3. The verbal story of the brand. Capturing the brand story in writing is important for an internal understanding of the brand and for having the right language to connect with customers. The language of the brand must fit the persona. It needs to be language that resonates with the audiences. It is most powerful when it has strong, coherent, metaphors.
It is most unique when it has its own vocabulary, provided that the vocabulary is intuitive, not insular. Intuitive language allows us to recall our own memories, combine them with the brand story and co-create a much richer set of associations.
Apple has built a unique vocabulary around animal metaphors — Safari, Leopard, Tiger.
Starbucks has its own language of Frappucino, Tazo, Vivanno.
A verbal story is far more than a name and a tagline, but those are included in the brand’s vocabulary. Be careful about defining the brand in abstract language and then waiting for the advertising agency, the PR agency, the digital agency to all create the actual language used in the marketplace. That demotes the brand story to the level of execution instead of integrating the brand story with the executional story.

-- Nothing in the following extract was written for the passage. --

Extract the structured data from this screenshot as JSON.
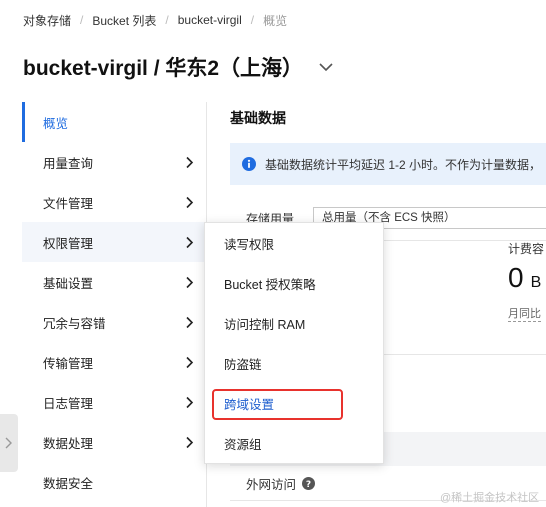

4. The visual story of a brand. Not all communication is verbal. Psychologists have estimated that up to 80% of communication is non-verbal. So the visual story, the visual metaphors, of a brand need to be carefully developed at a strategic level. What are the strong visual metaphors of the brand? When we see a rich and robust metaphor, we begin to co-create powerful associations in our minds and memories. These strong metaphors shape our memories more profoundly than factual information.
For Kellogg’s Frosted Flakes it is Tony the Tiger (the voice of Tony the Tiger is another way of communicating through the senses).
Burton has a very high energy visual style, extreme and frenetic. Apple has a very high energy visual style but it is smoother, rounder, more sophisticated. Both appeal to young adults. Both are unique visual vocabularies for their brands. This visual language needs to be robust, influencing every aspect of the brand from product design to online design to advertising to retail design to business forms, invoices and so forth.

High energy design

High energy design
5. The experience people have with the brand. The brand story is told through other sensory methods in addition to the verbal and visual. Using storytelling at the strategic level means defining those experiences at the very beginning and not leaving it until the website is being developed.
The brand strategy should provide a strong guiding hand to the actual execution. The more places that a customer can experience a brand, the stronger that strategic guidance needs to be in order to present a coherent face to the world. In a digital world the user experience has the potential be among the strong branding elements. There is a fine balance between creating an easily accessible, functional online experience and one that is strongly branded. We have seen examples where the branding is only considered as a skin or paint on top of a functionally defined user experience. The brand experience should define the functionality and not the other way around.
It is not limited to digital experiences or retail experiences. Consider for a moment how the Ritz-Carlton brand is defined by the service experience. That experience has been codified and turned into a rigorous training program. The same for Disneyland. There is no reason that it cannot be done for any brand which has a strong service element.
By defining the brand story at a strategic level, the executional storytelling will add more dimensions and create a coherent whole. The days when a few television commercials and lots of media spending could create a brand are quickly coming to an end. The ways people come into contact with brands, both B2B and consumer, are proliferating. In this world, the need for strong, robust strategic storytelling is growing.